Cost estimates for a new tourism studies campus at Smart City in Kalkara have soared by a whopping 34 per cent in just over a year.

The price tag for the project now stands at €75 million, according to Tourism Minister Edward Zammit Lewis.

The relocation of the Institute for Tourism Studies from St George’s Bay was first announced by the government in October 2015, when Finance Minister Edward Scicluna said the new campus would cost €56 million.

The new cost projections were communicated by Dr Zammit Lewis last month in reply to a parliamentary question by Nationalist MP Claudio Grech.

When asked to justify the significant jump in cost, a spokeswoman for the Tourism Minister yesterday said that the “project intent and scope have been developed further” since the announcement in the Budget for 2016.

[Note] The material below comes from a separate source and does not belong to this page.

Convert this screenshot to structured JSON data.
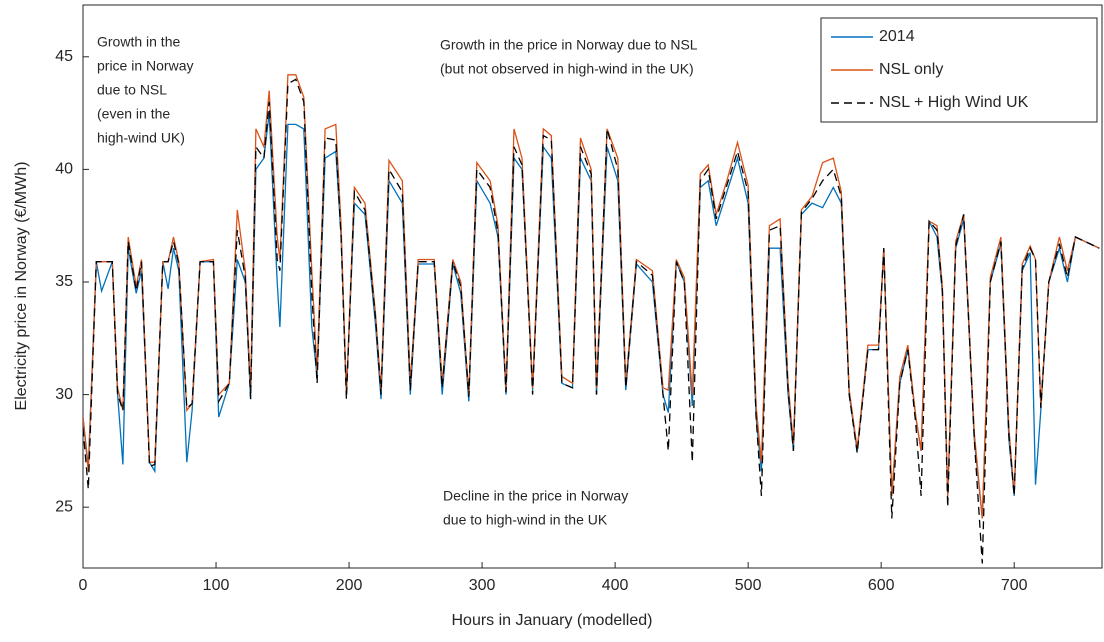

The ministry noted that the project was being handled by Projects Malta, a government agency responsible for public-private partnerships. The agency falls within Minister Without Portfolio Konrad Mizzi’s remit at the Office of the Prime Minister.

“Projects Malta has developed detailed cost estimates for the construction of the new campus, which includes a new faculty, practice facilities, a high-end teaching hotel with 280 beds, dormitories for students, office space and all supporting infrastructure,” the ministry spokeswoman said.

The ITS relocation became necessary when the government decided to dispose of the land in St George’s Bay that houses the existing school. The ministry said funding for the new Smart City campus was totally independent of the sale of the ITS site in St George’s Bay.

The new building is expected to be bigger with the planning application making reference to a school hosting 2,500 students, up from the current 800.

According to the planning application, the proposed Smart City campus will also include a 14-storey hotel with 135 rooms, a spa and rooftop pool, government offices and underground parking. It will be built over an undeveloped area of 11,000 square metres within the Smart City precincts.

The proposed hotel would be the first to go up at Smart City, which currently houses offices and restaurants.

The Tourism Ministry is insisting that the investment in the new campus will strengthen the institute’s commitment to providing “the tourism industry with a well-prepared, professionally educated and highly trained workforce”.

It is expected the new campus will be operational in 2019.

The ministry was forced to defend the move last year after some students complained that the new school would be removed from the tourism hub in St Julian’s, where most of them found job placements while studying.

The existing ITS site will eventually be transformed into a hotel and leisure complex and luxury apartments.

The Seabank Group was the only bidder for the St George’s Bay site, and the company is currently negotiating the land transfer with the government.

The company, which wants to develop a Hard Rock hotel, commercial outlets and two residential towers, is obliged to pay a one-off upfront payment and an annual ground rent.

Both of the figures are still subject to negotiation.

The government had commissioned Deloitte, an audit firm, to carry out a valuation of the ITS site after The Sunday Times of Malta, last June, reported industry concerns that the public land was going to be sold off on the cheap.

The ITS site is one of nine locations in Paceville around which the Paceville master plan was made.